Adams, by virtue of his success without Rodgers last season, feels that he has put that narrative to rest. He said he felt vindicated when he was named All-Pro for the third consecutive season, which kept alive his pursuit of Jerry Rice's receiving record of five straight All-Pro nods from 1992-96.
"Now people can't say that," Adams says of the comments regarding his success being tied to Rodgers, via The Ringer. "That'll never be the narrative ever again. ... It proved that I am me. A quarterback doesn't make me. … I make me. And I can do it consistently at this level."
Adams, 30, is closing in on some significant career milestones that will beef up his future Hall of Fame chances. He's less than 400 yards away from becoming the 53rd player with 10,000 career receiving yards. Adams is 231 catches away from becoming just the 15th player to reach 1,000 career grabs. Already tied for 15th all-time with 87 touchdown catches, Adams could possibly become the 11th wideout to catch 100 career touchdowns by the end of this season.
All of those numbers, Adams feels, wouldn't have been fully appreciated by those on the outside had he continued to play with Rodgers, who is starting a new chapter in his career after joining the Jets this offseason.
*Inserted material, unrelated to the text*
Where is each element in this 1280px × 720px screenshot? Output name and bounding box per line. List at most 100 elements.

Regardless of what happens in the future, Adams believes that he has proven that his success is not dependent on playing with a Hall of Fame level quarterback.
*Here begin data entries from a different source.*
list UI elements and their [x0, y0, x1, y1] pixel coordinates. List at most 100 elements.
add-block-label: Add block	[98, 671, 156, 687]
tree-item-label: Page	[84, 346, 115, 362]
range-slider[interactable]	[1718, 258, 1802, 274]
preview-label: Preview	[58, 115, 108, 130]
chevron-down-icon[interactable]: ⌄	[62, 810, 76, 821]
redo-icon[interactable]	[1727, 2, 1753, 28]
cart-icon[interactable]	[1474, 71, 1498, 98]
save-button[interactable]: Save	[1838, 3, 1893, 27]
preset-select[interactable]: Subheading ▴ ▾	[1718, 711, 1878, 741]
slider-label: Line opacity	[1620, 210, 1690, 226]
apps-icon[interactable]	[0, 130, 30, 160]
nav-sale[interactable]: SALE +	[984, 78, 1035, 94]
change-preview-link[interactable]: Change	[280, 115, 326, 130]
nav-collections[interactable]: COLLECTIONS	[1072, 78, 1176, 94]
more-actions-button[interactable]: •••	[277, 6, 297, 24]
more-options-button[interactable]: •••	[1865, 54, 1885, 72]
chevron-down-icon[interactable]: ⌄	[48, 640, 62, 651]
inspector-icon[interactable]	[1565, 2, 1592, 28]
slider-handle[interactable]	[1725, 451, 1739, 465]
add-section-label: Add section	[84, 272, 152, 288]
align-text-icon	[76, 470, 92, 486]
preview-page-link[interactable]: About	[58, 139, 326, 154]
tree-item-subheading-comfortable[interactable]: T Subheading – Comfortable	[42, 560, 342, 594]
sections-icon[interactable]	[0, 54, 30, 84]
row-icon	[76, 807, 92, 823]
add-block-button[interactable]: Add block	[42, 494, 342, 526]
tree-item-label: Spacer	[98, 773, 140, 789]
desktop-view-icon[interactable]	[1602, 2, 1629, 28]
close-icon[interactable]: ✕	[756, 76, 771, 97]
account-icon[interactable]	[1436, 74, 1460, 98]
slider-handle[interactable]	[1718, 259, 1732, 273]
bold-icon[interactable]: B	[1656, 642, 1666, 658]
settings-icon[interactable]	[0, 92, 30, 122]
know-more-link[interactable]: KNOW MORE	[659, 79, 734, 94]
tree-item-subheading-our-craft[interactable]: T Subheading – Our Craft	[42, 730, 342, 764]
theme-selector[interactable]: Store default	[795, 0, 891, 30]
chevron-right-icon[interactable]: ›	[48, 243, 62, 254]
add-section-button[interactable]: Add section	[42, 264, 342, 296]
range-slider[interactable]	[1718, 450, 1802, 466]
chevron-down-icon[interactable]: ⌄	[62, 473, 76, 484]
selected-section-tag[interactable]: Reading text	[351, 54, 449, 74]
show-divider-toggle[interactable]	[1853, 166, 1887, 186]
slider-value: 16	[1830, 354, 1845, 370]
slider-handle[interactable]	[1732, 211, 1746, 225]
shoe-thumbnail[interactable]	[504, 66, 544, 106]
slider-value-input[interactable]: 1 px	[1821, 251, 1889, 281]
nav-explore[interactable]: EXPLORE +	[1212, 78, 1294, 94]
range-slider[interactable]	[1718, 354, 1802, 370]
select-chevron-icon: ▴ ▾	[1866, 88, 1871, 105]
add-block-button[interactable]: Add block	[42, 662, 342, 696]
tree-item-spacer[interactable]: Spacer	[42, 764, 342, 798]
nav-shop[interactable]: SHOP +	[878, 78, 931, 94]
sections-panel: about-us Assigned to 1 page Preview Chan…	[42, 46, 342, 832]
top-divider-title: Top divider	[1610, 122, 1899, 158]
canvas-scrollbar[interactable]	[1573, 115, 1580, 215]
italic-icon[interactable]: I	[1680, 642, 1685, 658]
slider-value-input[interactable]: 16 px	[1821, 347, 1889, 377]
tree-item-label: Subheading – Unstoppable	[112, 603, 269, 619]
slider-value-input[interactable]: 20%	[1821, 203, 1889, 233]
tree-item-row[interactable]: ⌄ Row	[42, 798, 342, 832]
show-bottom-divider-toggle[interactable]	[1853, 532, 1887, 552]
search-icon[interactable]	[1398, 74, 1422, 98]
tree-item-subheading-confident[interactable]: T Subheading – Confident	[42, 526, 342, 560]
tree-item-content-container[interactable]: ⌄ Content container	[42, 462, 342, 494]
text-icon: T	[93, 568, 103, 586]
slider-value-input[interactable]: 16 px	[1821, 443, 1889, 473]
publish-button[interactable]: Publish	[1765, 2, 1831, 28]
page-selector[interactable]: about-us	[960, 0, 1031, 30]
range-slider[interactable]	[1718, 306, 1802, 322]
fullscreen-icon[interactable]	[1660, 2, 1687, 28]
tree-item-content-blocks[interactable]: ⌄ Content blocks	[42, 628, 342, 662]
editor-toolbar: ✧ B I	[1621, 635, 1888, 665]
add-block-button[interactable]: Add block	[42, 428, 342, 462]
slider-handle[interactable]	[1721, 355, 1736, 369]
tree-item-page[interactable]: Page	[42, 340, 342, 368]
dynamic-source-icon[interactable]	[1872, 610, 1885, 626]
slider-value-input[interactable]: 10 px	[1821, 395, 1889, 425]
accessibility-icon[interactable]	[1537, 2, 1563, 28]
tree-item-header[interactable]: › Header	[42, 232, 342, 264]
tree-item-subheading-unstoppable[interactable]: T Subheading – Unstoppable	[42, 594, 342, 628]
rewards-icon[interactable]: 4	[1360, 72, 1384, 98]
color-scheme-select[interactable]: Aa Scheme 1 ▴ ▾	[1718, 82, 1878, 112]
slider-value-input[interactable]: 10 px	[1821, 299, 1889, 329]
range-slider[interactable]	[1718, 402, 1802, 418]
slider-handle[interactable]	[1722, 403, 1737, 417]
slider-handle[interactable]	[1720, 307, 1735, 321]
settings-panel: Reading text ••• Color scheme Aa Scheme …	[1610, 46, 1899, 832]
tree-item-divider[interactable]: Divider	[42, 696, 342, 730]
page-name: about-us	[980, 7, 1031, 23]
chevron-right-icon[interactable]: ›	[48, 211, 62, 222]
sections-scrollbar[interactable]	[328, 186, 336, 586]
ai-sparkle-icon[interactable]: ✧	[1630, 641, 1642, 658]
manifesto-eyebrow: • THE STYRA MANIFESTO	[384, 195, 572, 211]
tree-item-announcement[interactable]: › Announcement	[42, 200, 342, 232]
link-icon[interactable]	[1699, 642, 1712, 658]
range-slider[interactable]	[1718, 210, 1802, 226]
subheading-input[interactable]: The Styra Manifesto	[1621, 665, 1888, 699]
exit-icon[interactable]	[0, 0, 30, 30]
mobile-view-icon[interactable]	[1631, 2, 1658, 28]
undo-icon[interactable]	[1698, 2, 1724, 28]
"That's why [last] season meant a lot," Adams said. "Even if I went and played like dog shit next year, they can't say it. Because now I've already proved it throughout the course of a season, played every game, and put together a résumé that says I do not need. ... You can erase all the numbers. You can just write in: He didn't need Aaron Rodgers."
Adams will surely be a future Hall of Fame lock should be match Rice's record. Like Adams, Rice proved later in his career that he could continue to put up big numbers with a different quarterback. After he enjoyed a prolific partnership with Joe Montana (that included a pair of Super Bowl wins), Rice was just as dominant when left-handed Steve Young became the 49ers' starting quarterback when Rice was entering his seventh season. Rice's All-Pro streak actually took place with Young as his quarterback, not Montana.
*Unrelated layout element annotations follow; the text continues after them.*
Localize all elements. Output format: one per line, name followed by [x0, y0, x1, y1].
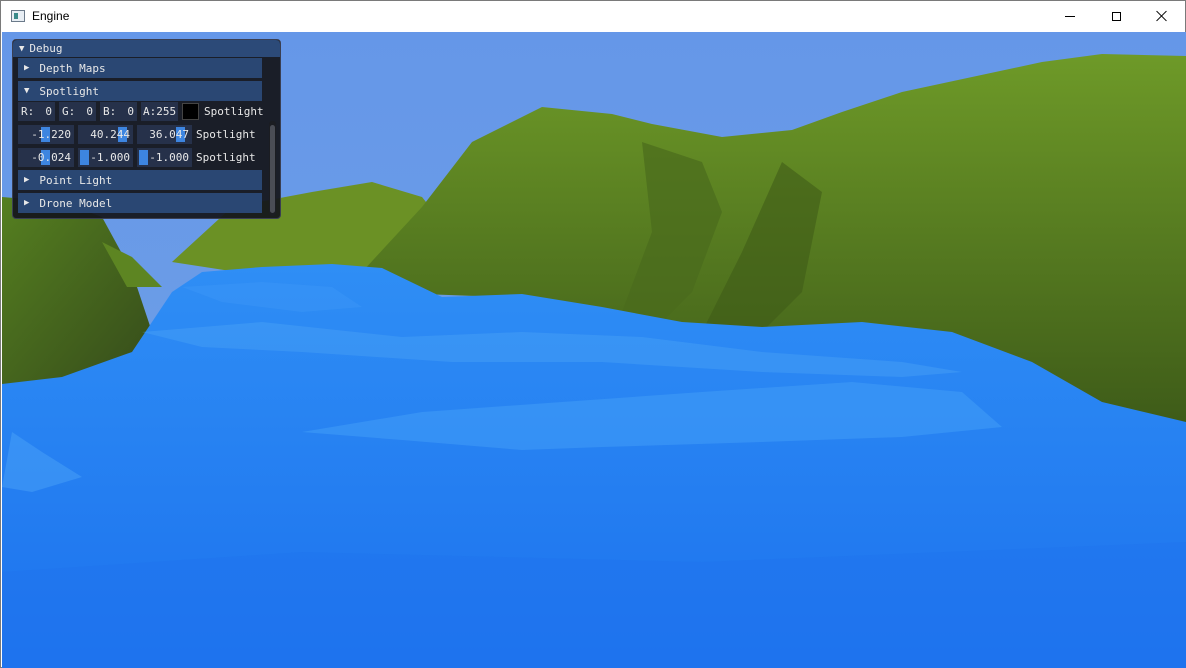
spotlight-direction-row: -0.024 -1.000 -1.000 Spotlight	[18, 147, 256, 167]
g-value: 0	[86, 104, 93, 118]
minimize-icon	[1065, 15, 1075, 17]
close-icon	[1156, 10, 1168, 22]
debug-scrollbar[interactable]	[269, 121, 276, 216]
collapse-arrow-icon: ▼	[24, 86, 30, 96]
expand-arrow-icon: ▶	[24, 198, 30, 208]
color-a-field[interactable]: A: 255	[141, 101, 178, 121]
r-value: 0	[45, 104, 52, 118]
section-depth-maps[interactable]: ▶ Depth Maps	[18, 58, 262, 78]
slider-grab[interactable]	[80, 149, 89, 165]
spotlight-color-row: R: 0 G: 0 B: 0 A: 255 Spotlight	[18, 101, 264, 121]
g-label: G:	[62, 104, 76, 118]
section-label: Drone Model	[39, 196, 113, 210]
window-controls	[1047, 1, 1185, 31]
b-value: 0	[127, 104, 134, 118]
position-y-slider[interactable]: 40.244	[78, 124, 133, 144]
color-g-field[interactable]: G: 0	[59, 101, 96, 121]
r-label: R:	[21, 104, 35, 118]
maximize-icon	[1111, 11, 1121, 21]
debug-panel-header[interactable]: ▼ Debug	[13, 40, 280, 57]
direction-x-slider[interactable]: -0.024	[18, 147, 74, 167]
minimize-button[interactable]	[1047, 1, 1093, 31]
section-drone-model[interactable]: ▶ Drone Model	[18, 193, 262, 213]
position-z-slider[interactable]: 36.047	[137, 124, 192, 144]
debug-panel-title: Debug	[29, 42, 63, 55]
section-label: Point Light	[39, 173, 113, 187]
collapse-arrow-icon: ▼	[19, 43, 25, 54]
slider-grab[interactable]	[139, 149, 148, 165]
expand-arrow-icon: ▶	[24, 63, 30, 73]
spotlight-position-label: Spotlight	[196, 127, 256, 141]
position-x-value: -1.220	[31, 127, 71, 141]
title-bar[interactable]: Engine	[1, 1, 1185, 31]
water-wave	[2, 542, 1186, 668]
direction-z-value: -1.000	[149, 150, 189, 164]
spotlight-position-row: -1.220 40.244 36.047 Spotlight	[18, 124, 256, 144]
section-point-light[interactable]: ▶ Point Light	[18, 170, 262, 190]
maximize-button[interactable]	[1093, 1, 1139, 31]
color-swatch[interactable]	[182, 102, 199, 120]
engine-window: Engine ▼ Debug ▶ Depth Maps ▼ Spotlight …	[0, 0, 1186, 668]
position-z-value: 36.047	[149, 127, 189, 141]
color-r-field[interactable]: R: 0	[18, 101, 55, 121]
a-value: 255	[156, 104, 177, 118]
debug-panel[interactable]: ▼ Debug ▶ Depth Maps ▼ Spotlight R: 0 G:…	[12, 39, 281, 219]
section-spotlight[interactable]: ▼ Spotlight	[18, 81, 262, 101]
window-title: Engine	[32, 9, 70, 23]
app-window-icon	[11, 10, 25, 22]
expand-arrow-icon: ▶	[24, 175, 30, 185]
section-label: Depth Maps	[39, 61, 106, 75]
color-b-field[interactable]: B: 0	[100, 101, 137, 121]
section-label: Spotlight	[39, 84, 100, 98]
position-y-value: 40.244	[90, 127, 130, 141]
direction-y-slider[interactable]: -1.000	[78, 147, 133, 167]
position-x-slider[interactable]: -1.220	[18, 124, 74, 144]
direction-y-value: -1.000	[90, 150, 130, 164]
a-label: A:	[143, 104, 157, 118]
scrollbar-thumb[interactable]	[270, 125, 275, 213]
direction-z-slider[interactable]: -1.000	[137, 147, 192, 167]
spotlight-color-label: Spotlight	[204, 104, 264, 118]
direction-x-value: -0.024	[31, 150, 71, 164]
close-button[interactable]	[1139, 1, 1185, 31]
spotlight-direction-label: Spotlight	[196, 150, 256, 164]
b-label: B:	[103, 104, 117, 118]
A Super Bowl would also do wonders for Adams' future Hall of Fame chances. While they didn't win it, a then 40-year-old Rice played an integral role in the Raiders making it to the big game 21 years ago. Adams is looking to mimic Rice by helping the Raiders make it back to the big game for the first time since 2002.
"My goal is to win a Super Bowl with this team," Adams said. "And that's why I didn't come here to just be cute with Derek.
"It is to really try and have a shot and change this organization."